Behavioral treatments range from one-on-one therapy to group-based programs. Cognitive behavioral therapy helps people identify the situations and thought patterns that lead to drinking and develop alternative responses. Motivational interviewing helps people who are ambivalent about change find their own reasons to pursue recovery. Mutual support groups provide accountability and community. No single approach works for everyone, and many people benefit from combining medication with some form of counseling or peer support.
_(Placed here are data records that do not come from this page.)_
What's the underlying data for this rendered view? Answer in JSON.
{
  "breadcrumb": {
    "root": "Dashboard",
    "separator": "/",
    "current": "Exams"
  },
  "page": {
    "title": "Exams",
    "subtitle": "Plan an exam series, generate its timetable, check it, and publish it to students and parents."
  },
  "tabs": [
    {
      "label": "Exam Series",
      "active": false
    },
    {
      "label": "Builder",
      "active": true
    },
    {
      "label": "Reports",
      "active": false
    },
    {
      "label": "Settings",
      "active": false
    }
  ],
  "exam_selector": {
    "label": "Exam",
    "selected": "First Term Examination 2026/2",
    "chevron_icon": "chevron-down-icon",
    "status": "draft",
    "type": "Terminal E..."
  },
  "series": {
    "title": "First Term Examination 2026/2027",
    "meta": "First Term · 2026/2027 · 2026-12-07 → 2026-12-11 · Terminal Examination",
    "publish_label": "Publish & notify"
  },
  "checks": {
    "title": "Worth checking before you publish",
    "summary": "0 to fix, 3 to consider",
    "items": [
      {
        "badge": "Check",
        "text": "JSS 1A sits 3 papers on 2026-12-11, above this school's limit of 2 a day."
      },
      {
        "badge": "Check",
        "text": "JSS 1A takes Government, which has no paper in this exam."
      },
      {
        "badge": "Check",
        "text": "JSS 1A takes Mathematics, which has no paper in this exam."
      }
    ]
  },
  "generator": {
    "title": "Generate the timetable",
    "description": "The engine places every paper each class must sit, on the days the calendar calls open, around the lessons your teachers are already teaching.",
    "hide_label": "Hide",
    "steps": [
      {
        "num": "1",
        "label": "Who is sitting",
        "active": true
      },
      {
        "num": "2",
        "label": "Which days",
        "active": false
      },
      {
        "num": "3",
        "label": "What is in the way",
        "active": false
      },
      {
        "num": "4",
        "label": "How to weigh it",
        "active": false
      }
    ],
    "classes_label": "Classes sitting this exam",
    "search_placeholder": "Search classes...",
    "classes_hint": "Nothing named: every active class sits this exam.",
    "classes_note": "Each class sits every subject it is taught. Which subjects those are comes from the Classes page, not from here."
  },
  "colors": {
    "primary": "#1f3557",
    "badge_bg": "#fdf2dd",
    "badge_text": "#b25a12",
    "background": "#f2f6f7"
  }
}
Why the Language Is Changing
You’ll still hear the word “alcoholic” in everyday conversation, and many people in recovery use it to describe themselves. But in clinical and public health settings, there’s been a deliberate move toward person-first language: “person with alcohol use disorder” rather than “alcoholic.” The reasoning isn’t just about politeness. Research shows that stigmatizing labels change how medical professionals perceive and treat patients. One study found that the language used in a patient’s chart influenced prescribing patterns, meaning the words a doctor read about a patient affected the care that patient received.
Stigma also affects whether people seek help in the first place. When the public conversation frames addiction as a moral failing, people with AUD are less likely to pursue treatment, less likely to stick with it, and less likely to believe recovery is possible. Framing AUD as a medical condition with biological roots and effective treatments doesn’t excuse harmful behavior, but it does make it more likely that people will get the help that works.